There seems to be a growing sentiment that the Minnesota Vikings are going to be looking at offensive line in free agency, the draft or both as their top priority. The rumor mill has the Vikings cutting Matt Kalil and Phil Loadholt to open up a treasure chest of salary cap room. Apparently that line of logic doesn’t take into account that getting rid of both starting tackles without replacements already in place defies NFL thinking.
Where the Vikings need help as their top priority is landing an elite wide receiver. By any measure, as the Vikings made their run for the playoffs, they did so with a minimum impact from the top end of their wide receiver corps.
Teddy Bridgewater’s numbers improved in the second half of the season. In his first eight games, Bridgewater completed 149 of 232 passes for 1,670 yards (64.2 percent) with six touchdowns and six interceptions. In his final eight games, he completed 143 of 215 passes (66.5 percent) for 1,561 yards with eight touchdowns and three interceptions.
The number of his passes went down, but he completed a higher percentage and had a far more impressive touchdown-to-interception ratio.
But, no matter how you look at Bridgewater’s numbers, they are pedestrian. While Vikings fans were looking through the microscope at Bridgewater’s improvements and setbacks, the rest of the NFL world was putting up numbers of their own.
Bridgewater ranked 21st in pass attempts and completions among NFL QBs, 22nd in yards, 26th in touchdown passes and 22nd in passer rating.
Yet there were signs of improvement and better management of third-down situations and forcing the ball into places where it shouldn’t go in the second half of the year.
But where were the top end wide receivers?

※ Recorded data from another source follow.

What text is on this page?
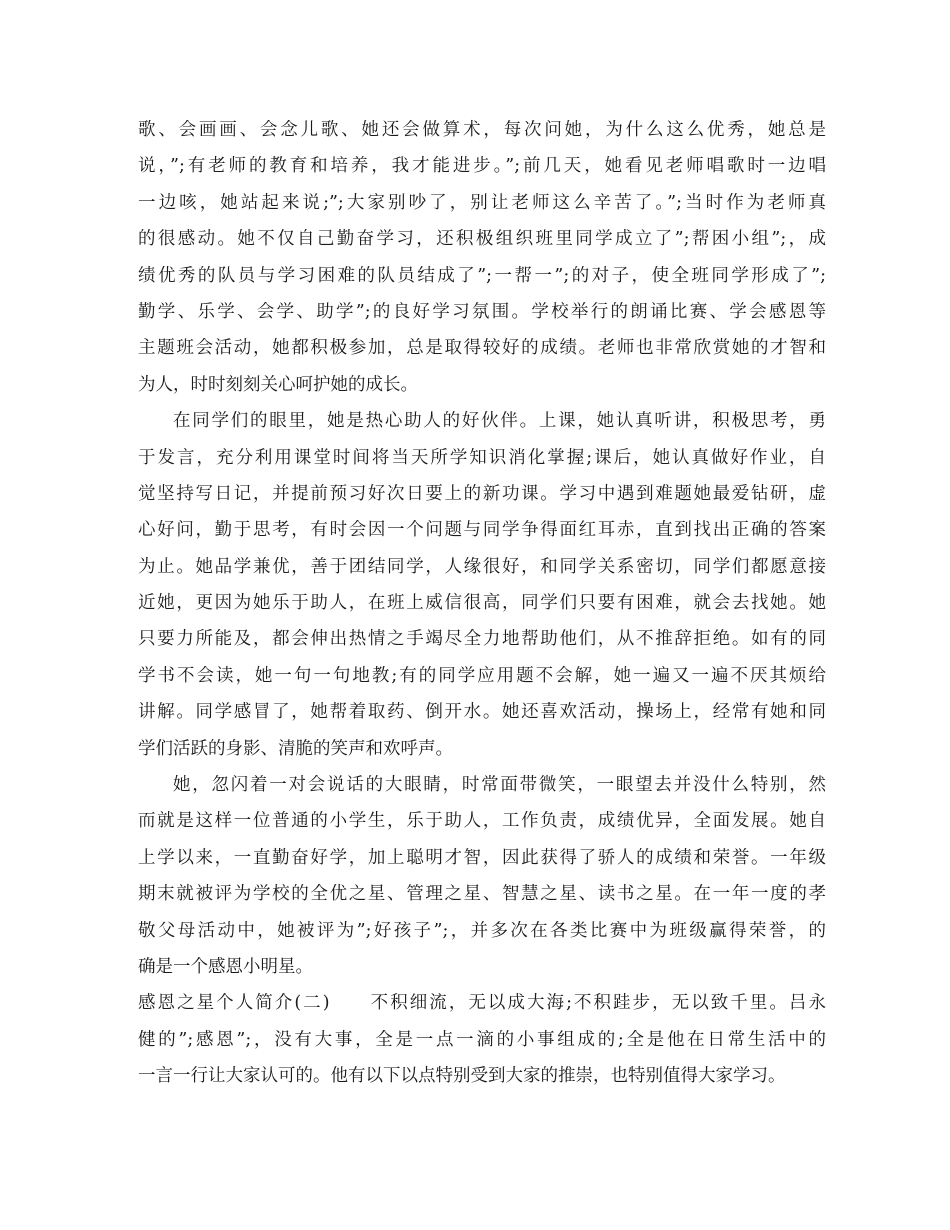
歌、会画画、会念儿歌、她还会做算术，每次问她，为什么这么优秀，她总是
说，”;有老师的教育和培养，我才能进步。”;前几天，她看见老师唱歌时一边唱
一边咳，她站起来说;”;大家别吵了，别让老师这么辛苦了。”;当时作为老师真
的很感动。她不仅自己勤奋学习，还积极组织班里同学成立了”;帮困小组”;，成
绩优秀的队员与学习困难的队员结成了”;一帮一”;的对子，使全班同学形成了”;
勤学、乐学、会学、助学”;的良好学习氛围。学校举行的朗诵比赛、学会感恩等
主题班会活动，她都积极参加，总是取得较好的成绩。老师也非常欣赏她的才智和
为人，时时刻刻关心呵护她的成长。
在同学们的眼里，她是热心助人的好伙伴。上课，她认真听讲，积极思考，勇
于发言，充分利用课堂时间将当天所学知识消化掌握;课后，她认真做好作业，自
觉坚持写日记，并提前预习好次日要上的新功课。学习中遇到难题她最爱钻研，虚
心好问，勤于思考，有时会因一个问题与同学争得面红耳赤，直到找出正确的答案
为止。她品学兼优，善于团结同学，人缘很好，和同学关系密切，同学们都愿意接
近她，更因为她乐于助人，在班上威信很高，同学们只要有困难，就会去找她。她
只要力所能及，都会伸出热情之手竭尽全力地帮助他们，从不推辞拒绝。如有的同
学书不会读，她一句一句地教;有的同学应用题不会解，她一遍又一遍不厌其烦给
讲解。同学感冒了，她帮着取药、倒开水。她还喜欢活动，操场上，经常有她和同
学们活跃的身影、清脆的笑声和欢呼声。
她，忽闪着一对会说话的大眼睛，时常面带微笑，一眼望去并没什么特别，然
而就是这样一位普通的小学生，乐于助人，工作负责，成绩优异，全面发展。她自
上学以来，一直勤奋好学，加上聪明才智，因此获得了骄人的成绩和荣誉。一年级
期末就被评为学校的全优之星、管理之星、智慧之星、读书之星。在一年一度的孝
敬父母活动中，她被评为”;好孩子”;，并多次在各类比赛中为班级赢得荣誉，的
确是一个感恩小明星。
感恩之星个人简介(二)　　不积细流，无以成大海;不积跬步，无以致千里。吕永
健的”;感恩”;，没有大事，全是一点一滴的小事组成的;全是他在日常生活中的
一言一行让大家认可的。他有以下以点特别受到大家的推崇，也特别值得大家学习。
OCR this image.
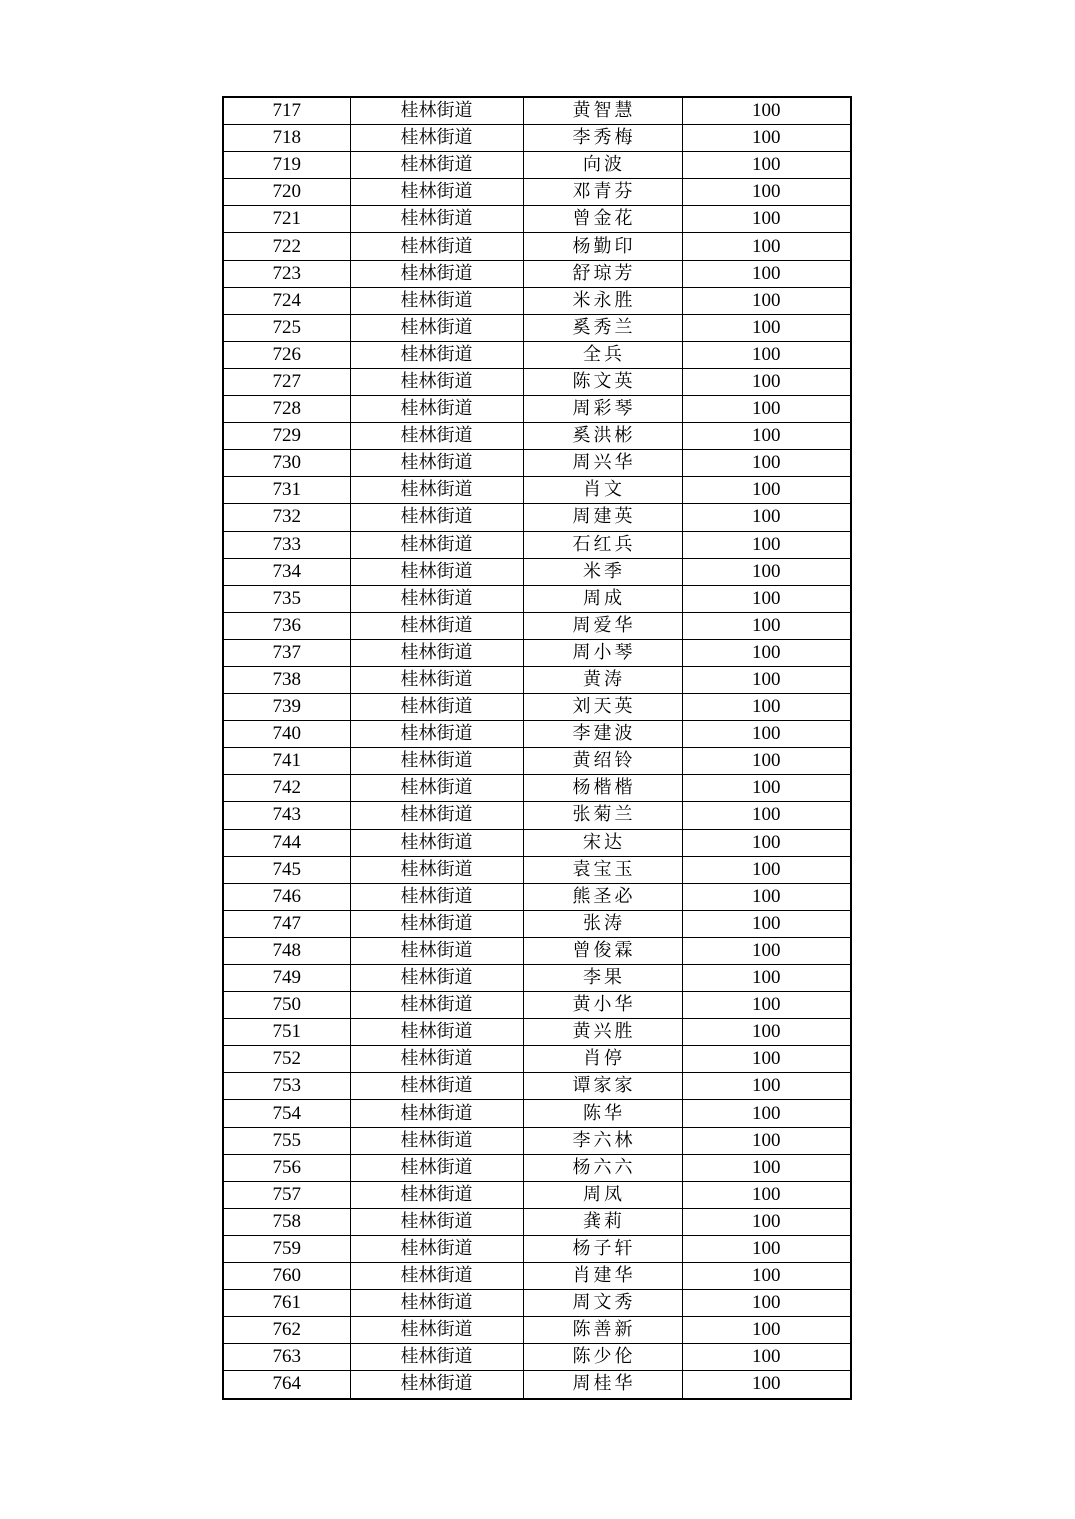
717	桂林街道	黄智慧	100
718	桂林街道	李秀梅	100
719	桂林街道	向波	100
720	桂林街道	邓青芬	100
721	桂林街道	曾金花	100
722	桂林街道	杨勤印	100
723	桂林街道	舒琼芳	100
724	桂林街道	米永胜	100
725	桂林街道	奚秀兰	100
726	桂林街道	全兵	100
727	桂林街道	陈文英	100
728	桂林街道	周彩琴	100
729	桂林街道	奚洪彬	100
730	桂林街道	周兴华	100
731	桂林街道	肖文	100
732	桂林街道	周建英	100
733	桂林街道	石红兵	100
734	桂林街道	米季	100
735	桂林街道	周成	100
736	桂林街道	周爱华	100
737	桂林街道	周小琴	100
738	桂林街道	黄涛	100
739	桂林街道	刘天英	100
740	桂林街道	李建波	100
741	桂林街道	黄绍铃	100
742	桂林街道	杨楷楷	100
743	桂林街道	张菊兰	100
744	桂林街道	宋达	100
745	桂林街道	袁宝玉	100
746	桂林街道	熊圣必	100
747	桂林街道	张涛	100
748	桂林街道	曾俊霖	100
749	桂林街道	李果	100
750	桂林街道	黄小华	100
751	桂林街道	黄兴胜	100
752	桂林街道	肖停	100
753	桂林街道	谭家家	100
754	桂林街道	陈华	100
755	桂林街道	李六林	100
756	桂林街道	杨六六	100
757	桂林街道	周凤	100
758	桂林街道	龚莉	100
759	桂林街道	杨子轩	100
760	桂林街道	肖建华	100
761	桂林街道	周文秀	100
762	桂林街道	陈善新	100
763	桂林街道	陈少伦	100
764	桂林街道	周桂华	100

The only player who thrived in the Vikings late-season run was slot receiver Jarius Wright. In the first eight games, Wright had just 12 catches for 192 yards. In the final eight games, he caught 22 passes for 250 yards. To say they’re both modest numbers is being generous. To say that a wide receiver with 22 catches for 250 yards is your leader is something that needs to be changed.
Wright wasn’t supposed to be very high in the pecking order for an offense that typically uses two wide receivers in order to have a fullback or an extra tight end on the field. Nobody excelled for the Vikings, but the wide receiver numbers consistently waned down the stretch when the Vikings offense needed them most.

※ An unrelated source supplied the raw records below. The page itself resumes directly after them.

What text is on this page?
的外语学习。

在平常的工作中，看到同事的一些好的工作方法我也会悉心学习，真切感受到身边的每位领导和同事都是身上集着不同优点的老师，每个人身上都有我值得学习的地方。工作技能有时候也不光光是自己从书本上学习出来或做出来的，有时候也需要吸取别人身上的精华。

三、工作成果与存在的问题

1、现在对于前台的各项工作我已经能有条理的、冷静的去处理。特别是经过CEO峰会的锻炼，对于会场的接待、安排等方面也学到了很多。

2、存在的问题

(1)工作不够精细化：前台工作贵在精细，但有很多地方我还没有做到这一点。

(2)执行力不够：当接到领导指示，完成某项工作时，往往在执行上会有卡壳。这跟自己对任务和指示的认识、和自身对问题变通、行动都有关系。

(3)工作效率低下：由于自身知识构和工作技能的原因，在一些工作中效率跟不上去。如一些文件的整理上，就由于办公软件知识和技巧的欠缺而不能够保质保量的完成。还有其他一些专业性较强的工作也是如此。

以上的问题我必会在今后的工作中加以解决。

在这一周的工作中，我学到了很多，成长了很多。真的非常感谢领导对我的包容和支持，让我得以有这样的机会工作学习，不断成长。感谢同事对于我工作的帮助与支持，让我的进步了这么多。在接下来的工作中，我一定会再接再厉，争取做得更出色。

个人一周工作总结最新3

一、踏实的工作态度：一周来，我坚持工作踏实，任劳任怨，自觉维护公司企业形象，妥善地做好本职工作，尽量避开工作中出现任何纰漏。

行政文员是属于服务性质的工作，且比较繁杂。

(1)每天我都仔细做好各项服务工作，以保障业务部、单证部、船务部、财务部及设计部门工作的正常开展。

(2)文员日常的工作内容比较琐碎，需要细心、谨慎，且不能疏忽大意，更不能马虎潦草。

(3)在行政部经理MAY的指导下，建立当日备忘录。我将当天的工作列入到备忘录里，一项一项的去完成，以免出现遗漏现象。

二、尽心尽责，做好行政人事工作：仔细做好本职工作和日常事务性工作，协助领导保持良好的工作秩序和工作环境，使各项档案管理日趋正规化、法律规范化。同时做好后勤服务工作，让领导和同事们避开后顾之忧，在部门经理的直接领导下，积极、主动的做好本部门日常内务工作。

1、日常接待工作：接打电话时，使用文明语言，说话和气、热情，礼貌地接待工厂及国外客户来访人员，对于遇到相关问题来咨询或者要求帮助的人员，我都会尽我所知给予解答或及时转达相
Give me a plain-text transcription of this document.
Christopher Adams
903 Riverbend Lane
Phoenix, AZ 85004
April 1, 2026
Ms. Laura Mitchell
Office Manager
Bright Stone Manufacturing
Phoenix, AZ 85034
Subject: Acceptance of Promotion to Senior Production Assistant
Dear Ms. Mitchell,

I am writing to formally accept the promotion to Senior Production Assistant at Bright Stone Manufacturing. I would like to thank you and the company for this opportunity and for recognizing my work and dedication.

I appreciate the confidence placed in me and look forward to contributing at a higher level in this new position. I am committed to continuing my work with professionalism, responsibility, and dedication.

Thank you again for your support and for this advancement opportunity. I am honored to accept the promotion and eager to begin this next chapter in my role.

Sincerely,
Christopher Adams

Stefon Diggs was inactive for the first three games. In the next five games, he took over the team lead for reception by the midway point of the year. In those handful of games, he caught 28 passes for 461 yards and two touchdowns. He had become a player defensive coordinators needed to account for. In his final eight games, he caught 24 passes for 259 yards and two touchdowns. He held on to lead the team in receiving but his totals (52-720-4) are deceiving.
Mike Wallace was paid to be a go-to receiver. In the first half of the season, he caught 27 passes for 296 yards and one TD. In the second half, he caught 12 passes for 177 yards and one touchdown.
Charles Johnson caught nine passes for 127 yards in the first eight games. He didn’t catch a pass and wasn’t even targeted in the final eight games and was inactive for the final three.
Cordarrelle Patterson caught one pass for one yard in the opener against San Francisco. He caught one pass for nine yards in Week 4 against Denver prior to the Vikings’ bye week. In the 12 weeks after the bye, he was never targeted with a pass and finished the year with two targets, two catches for 10 yards and leaving many questioning why a first-round talent doesn’t have a place in a Norv Turner offense.
There can be arguments made that the Vikings offense would operate better if it can improve the consistency of the play of its offensive line. The fact that the Vikings were able to make the playoffs with an offense that got drastically diminished returns from the wide receivers they were touting as the players who would be instrumental in leading them makes the defense look even better. Things got worse for the receivers when the wins meant more.
A lot of Vikings fans will be steering their gaze during the Combine at the elite offensive linemen in the draft. But perhaps they should be much more trained on the wide receivers because a game-changer is needed. The NFL is a league based on numbers and those numbers scream for change.